Meli hanya meng O saja, memang anak yang satu itu sangat ketus jika berbiacara. Tapi hatinya baik. Dulu waktu masih trainning, Rika diajar olehnya. Awalnya Rika memang merasa tak nyaman, tapi lama-lama ia sudah terbiasa denga pertanyan tajam yang seringkali ia dapat dari Meli.


Rika mencoba mengambil motornya, kepalanya sudah mulai terasa pusing dan perutnya juga mual. Efek kebanyakan minum soda tadi sepertinya sudah muncul. Kalau ibunya tau, ia pasti sudah habis di omeli. Saat seperti ini, ia hanya bisa menahan sakit. Karna kata ibunya, tidak boleh minum obat. Itu akan berbahaya.


Rika berusaha menahan rasa sakitnya, ia mencoba menghidupkan motornya. Saat hendak melajukan motornya, ia dicegat oleh seseorang tepat didepannya, ia hapal sekali dengan postur tubuh itu meski matanya tak fokus lagi. Sudah dua kali ia dicegat seperti ini. Apa Adit sudah ganti profesi, pikirnya.


"Rika, tolong dengarkan penjelasan..." Belum sempat Adit melanjutkan ucapannya, Rika sudah menyemburkan air soda dari mulutnya hingga membasahi kemeja hitam Adit. Bukan hanya kemeja saja, wajahnyapun juga kena. Tak hanya sekali, Rika beberapakali memuntahkannya. Wajahnya kini menjadi pucat pasi.

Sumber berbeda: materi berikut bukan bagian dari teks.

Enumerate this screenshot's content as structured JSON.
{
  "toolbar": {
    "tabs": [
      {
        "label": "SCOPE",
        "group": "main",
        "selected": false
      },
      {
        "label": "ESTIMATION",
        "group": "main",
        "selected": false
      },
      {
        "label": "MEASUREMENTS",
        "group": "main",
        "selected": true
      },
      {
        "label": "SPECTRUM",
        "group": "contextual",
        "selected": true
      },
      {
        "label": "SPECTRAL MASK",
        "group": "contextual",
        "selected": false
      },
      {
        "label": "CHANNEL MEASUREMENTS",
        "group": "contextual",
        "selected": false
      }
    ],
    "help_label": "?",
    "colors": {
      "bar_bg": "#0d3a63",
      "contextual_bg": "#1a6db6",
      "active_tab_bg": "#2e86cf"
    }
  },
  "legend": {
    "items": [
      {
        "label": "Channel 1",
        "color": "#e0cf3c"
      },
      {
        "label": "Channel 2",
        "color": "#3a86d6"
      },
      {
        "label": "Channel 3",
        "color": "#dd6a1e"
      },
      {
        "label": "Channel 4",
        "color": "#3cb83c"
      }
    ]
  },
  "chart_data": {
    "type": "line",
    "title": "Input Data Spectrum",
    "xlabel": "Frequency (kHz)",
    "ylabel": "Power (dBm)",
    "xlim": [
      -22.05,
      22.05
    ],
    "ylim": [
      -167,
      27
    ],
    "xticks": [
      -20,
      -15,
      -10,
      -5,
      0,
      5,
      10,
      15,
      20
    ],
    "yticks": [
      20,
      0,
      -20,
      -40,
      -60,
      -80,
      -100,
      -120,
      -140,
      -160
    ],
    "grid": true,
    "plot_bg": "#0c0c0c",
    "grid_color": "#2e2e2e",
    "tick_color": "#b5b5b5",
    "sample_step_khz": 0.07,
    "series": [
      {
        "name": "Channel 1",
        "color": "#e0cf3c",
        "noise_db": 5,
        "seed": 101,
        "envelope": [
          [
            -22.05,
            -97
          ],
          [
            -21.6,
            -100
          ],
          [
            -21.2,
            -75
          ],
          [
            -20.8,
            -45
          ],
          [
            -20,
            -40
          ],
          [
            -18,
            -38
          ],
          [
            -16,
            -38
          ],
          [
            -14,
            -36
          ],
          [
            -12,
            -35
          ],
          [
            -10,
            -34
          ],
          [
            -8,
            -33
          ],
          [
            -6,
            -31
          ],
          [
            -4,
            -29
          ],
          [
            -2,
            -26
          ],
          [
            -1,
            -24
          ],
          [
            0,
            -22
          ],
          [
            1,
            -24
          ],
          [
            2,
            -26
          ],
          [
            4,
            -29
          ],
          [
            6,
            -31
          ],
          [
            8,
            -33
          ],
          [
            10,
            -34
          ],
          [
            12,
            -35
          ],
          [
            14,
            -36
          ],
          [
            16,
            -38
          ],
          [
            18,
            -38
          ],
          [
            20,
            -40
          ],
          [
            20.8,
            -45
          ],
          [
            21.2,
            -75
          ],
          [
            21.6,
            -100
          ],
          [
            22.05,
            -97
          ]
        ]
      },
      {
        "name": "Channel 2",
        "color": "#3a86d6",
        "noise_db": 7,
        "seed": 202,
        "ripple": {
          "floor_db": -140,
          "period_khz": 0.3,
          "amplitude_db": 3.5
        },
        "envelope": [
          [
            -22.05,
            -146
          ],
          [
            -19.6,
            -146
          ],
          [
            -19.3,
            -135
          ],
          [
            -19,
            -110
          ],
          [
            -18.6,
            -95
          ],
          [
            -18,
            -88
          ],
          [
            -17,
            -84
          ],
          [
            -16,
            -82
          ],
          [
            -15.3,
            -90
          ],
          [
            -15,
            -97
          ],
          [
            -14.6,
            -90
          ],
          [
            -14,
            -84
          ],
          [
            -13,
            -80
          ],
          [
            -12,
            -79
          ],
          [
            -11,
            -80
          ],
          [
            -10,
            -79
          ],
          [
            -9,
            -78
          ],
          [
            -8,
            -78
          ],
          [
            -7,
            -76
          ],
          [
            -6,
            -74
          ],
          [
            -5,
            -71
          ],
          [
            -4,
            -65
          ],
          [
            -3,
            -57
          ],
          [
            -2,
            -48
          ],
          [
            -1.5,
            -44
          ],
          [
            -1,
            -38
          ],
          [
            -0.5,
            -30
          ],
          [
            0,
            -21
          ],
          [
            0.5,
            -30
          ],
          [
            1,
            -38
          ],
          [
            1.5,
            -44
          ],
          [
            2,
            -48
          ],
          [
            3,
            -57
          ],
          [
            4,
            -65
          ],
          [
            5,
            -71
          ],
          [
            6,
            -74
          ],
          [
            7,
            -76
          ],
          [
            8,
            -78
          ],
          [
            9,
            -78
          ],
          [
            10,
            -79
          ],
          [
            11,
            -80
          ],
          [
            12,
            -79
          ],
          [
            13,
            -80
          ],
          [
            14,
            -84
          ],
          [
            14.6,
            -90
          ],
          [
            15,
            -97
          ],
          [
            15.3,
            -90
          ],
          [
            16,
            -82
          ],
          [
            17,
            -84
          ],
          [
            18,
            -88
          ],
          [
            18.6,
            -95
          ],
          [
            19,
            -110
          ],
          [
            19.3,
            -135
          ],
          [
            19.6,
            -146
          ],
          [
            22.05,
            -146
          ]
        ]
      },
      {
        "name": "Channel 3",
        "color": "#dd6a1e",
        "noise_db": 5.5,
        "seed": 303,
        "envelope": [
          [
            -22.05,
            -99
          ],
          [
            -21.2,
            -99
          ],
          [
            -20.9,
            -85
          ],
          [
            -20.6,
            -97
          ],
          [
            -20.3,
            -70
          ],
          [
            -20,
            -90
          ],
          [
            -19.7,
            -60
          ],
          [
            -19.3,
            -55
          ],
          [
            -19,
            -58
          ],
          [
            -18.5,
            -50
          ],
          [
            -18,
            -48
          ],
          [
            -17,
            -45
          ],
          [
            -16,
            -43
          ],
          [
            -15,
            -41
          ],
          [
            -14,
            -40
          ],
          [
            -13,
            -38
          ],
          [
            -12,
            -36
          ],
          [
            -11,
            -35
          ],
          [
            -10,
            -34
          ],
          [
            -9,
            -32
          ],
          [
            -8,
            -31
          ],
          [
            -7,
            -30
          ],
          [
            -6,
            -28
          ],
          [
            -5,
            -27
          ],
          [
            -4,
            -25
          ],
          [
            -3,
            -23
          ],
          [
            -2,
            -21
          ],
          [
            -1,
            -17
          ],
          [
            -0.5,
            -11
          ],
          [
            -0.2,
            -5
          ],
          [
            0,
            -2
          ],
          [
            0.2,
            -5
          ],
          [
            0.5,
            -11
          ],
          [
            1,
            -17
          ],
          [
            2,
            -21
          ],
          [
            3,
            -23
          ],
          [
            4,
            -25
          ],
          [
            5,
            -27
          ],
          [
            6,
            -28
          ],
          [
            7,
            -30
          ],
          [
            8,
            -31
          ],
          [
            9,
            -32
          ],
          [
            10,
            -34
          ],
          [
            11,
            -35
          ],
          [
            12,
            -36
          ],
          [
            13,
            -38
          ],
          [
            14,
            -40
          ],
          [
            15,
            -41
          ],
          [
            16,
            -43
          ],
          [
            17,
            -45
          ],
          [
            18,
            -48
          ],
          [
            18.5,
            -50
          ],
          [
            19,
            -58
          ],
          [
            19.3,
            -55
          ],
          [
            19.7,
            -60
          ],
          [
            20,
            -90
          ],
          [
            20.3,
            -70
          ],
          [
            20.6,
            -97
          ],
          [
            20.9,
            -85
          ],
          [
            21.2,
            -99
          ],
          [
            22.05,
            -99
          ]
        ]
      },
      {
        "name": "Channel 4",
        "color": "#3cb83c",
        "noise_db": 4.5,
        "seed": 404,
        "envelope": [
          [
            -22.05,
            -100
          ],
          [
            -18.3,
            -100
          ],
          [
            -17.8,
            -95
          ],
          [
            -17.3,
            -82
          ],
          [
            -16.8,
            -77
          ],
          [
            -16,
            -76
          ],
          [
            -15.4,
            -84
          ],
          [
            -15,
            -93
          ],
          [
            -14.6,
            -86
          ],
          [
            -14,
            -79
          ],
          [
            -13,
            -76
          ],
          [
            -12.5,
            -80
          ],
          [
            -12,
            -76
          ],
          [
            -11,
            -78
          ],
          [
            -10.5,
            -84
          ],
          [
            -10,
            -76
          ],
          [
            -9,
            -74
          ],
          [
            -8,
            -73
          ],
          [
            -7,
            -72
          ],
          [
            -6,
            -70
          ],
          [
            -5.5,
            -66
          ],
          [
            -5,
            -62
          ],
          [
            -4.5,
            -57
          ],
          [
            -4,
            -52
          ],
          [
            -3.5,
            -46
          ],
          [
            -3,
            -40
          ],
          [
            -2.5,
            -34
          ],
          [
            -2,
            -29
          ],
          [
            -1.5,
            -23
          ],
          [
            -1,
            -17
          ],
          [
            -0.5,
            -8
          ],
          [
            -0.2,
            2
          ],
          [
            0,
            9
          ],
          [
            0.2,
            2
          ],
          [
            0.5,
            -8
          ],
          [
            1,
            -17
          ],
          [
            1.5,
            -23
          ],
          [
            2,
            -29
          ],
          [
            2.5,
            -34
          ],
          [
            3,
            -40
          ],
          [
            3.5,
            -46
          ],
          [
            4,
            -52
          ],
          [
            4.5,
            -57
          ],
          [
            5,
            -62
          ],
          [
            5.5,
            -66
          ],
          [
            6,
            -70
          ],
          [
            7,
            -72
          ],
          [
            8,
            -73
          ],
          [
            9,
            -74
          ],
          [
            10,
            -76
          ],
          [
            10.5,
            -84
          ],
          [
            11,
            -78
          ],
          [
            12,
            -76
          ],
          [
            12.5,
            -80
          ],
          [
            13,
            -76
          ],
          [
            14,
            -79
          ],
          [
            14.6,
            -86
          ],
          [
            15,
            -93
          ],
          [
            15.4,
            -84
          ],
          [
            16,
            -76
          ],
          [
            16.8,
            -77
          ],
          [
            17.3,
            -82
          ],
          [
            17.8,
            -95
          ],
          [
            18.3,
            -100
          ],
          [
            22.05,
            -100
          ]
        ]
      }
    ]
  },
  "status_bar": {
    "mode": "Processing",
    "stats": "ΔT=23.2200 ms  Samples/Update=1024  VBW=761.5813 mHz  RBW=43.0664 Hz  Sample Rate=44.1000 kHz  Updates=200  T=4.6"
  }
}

"Aku kebanyakan minum air soda." ucapnya menggigil.


"Ya ampun, kenapa bisa?" Adit mengibaskan tangannya yang juga basah.


"Ayo kita kerumah sakit." Adit menarik tangan gadis lugunya itu.


"Tidak, aku mau pulang saja."


Tanpa bicara, Adit langsung mengambil motor Rika dan memasukkannya ke dalam parkiran Enjoymart. Motor Rika akan aman disitu. Ia menarik tangan Rika masuk kedalam mobil. Ia tak mengerti dengan jalan pikiran gadis lugunya itu, selalu menyakiti diri sendiri seperti ini.